ÖZGÜVEN VE ÖZSAYGI İÇİN
Her kadının kendisinin en ‘Barbie’ versiyonu olmaya çalışması bence kötü bir şey değil. Çünkü özünde her kadın ‘güzel’ olmak, ‘beğenilmek’ ister. Kadınlara ‘Her halinizde güzelsiniz’ mesajı ise hiç sağlıklı değil. Obezitenin, sağlıksızlığın, sporsuz, hareketsiz hayatın, bakımsızlığın yüceltilmesi kabul edilebilir gibi değil. Asıl kadın olmanın ruhuna aykırı, gerçekçi olmayan beklentiler bunlar.

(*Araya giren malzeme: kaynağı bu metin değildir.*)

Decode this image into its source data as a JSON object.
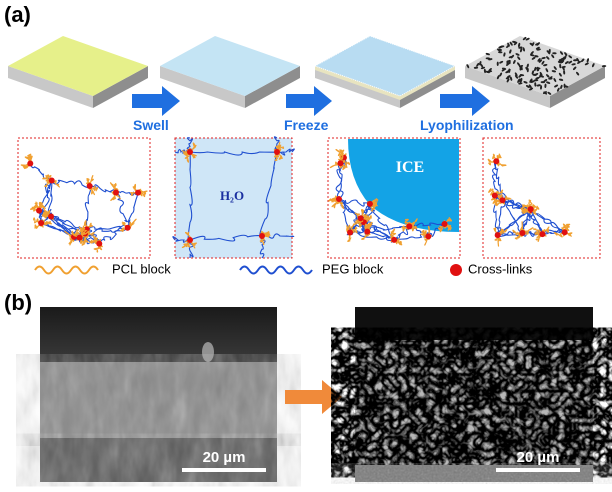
{
  "panel_a": {
    "label": "(a)",
    "steps": [
      "Swell",
      "Freeze",
      "Lyophilization"
    ],
    "water": "H₂O",
    "ice": "ICE",
    "legend": [
      "PCL block",
      "PEG block",
      "Cross-links"
    ]
  },
  "panel_b": {
    "label": "(b)",
    "scale_bars": [
      "20 µm",
      "20 µm"
    ]
  }
}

Kadınların ‘otantik’, ‘özgün’ hissetmesi için özgüvenli olması, özsaygılarını kazanmış olmaları gerekiyor. Bunun yolu da özgüvenini kırık hissettiği yerleri tamir etmesinden geçiyor. Elbette herkes Victoria’s Secret modelleri ölçülerine sahip olmak zorunda değil. Ama sisteme kafa tutmak için kadınlıktan vazgeçmek zorunda hiç değil! Bu farkındalık, yüksek oranda ‘derinlik’ istiyor. Kadınlara ikilem yaşatan bu sağlıksız mesajlar doğru kurgulanırsa, kadınlara ‘kendin gibi olmanın başkasına benzemek değil, kendinin en iyi haline gelmek olduğu’ mesajı doğru verilirse, beklentiler konusunda hayal kırıklıklarını önlemek mümkün olur.
BİHTER FİLMİ HAKKINDA
* (İpucu içerir)
Halit Ziya Uşaklıgil’in edebiyatımıza kazandırdığı en ikonik eserlerinden ‘Aşkı Memnu’, daha önce çok kez dizi, film olarak uyarlandı. En son KANAL D’deki modern yorumu olan efsanevi diziyle ölümsüzleşti. Oyuncular uluslararası yıldıza dönüştü. Bu kez hikaye, ana karakter ‘Bihter’ özelinde Amazon Prime için filme uyarlandı. Bu film, hikayenin uluslararası görünürlük kazanması açısından önemli. Dijital platform yapımı olması sayesinde dünyanın her yerinden izleyicilerin ekranına düşebiliyor. Tartışma yaratan filmle ilgili notlarım şöyle: . Bu hikaye kazandırıyor. Hem oyunculara hem ekibine hem ülkemize. Böylesine kazandıran bir hikayenin yeni nesil oyunculara da dünyanın kapılarını aralama potansiyeli taşıdığını görmek gerekiyor. .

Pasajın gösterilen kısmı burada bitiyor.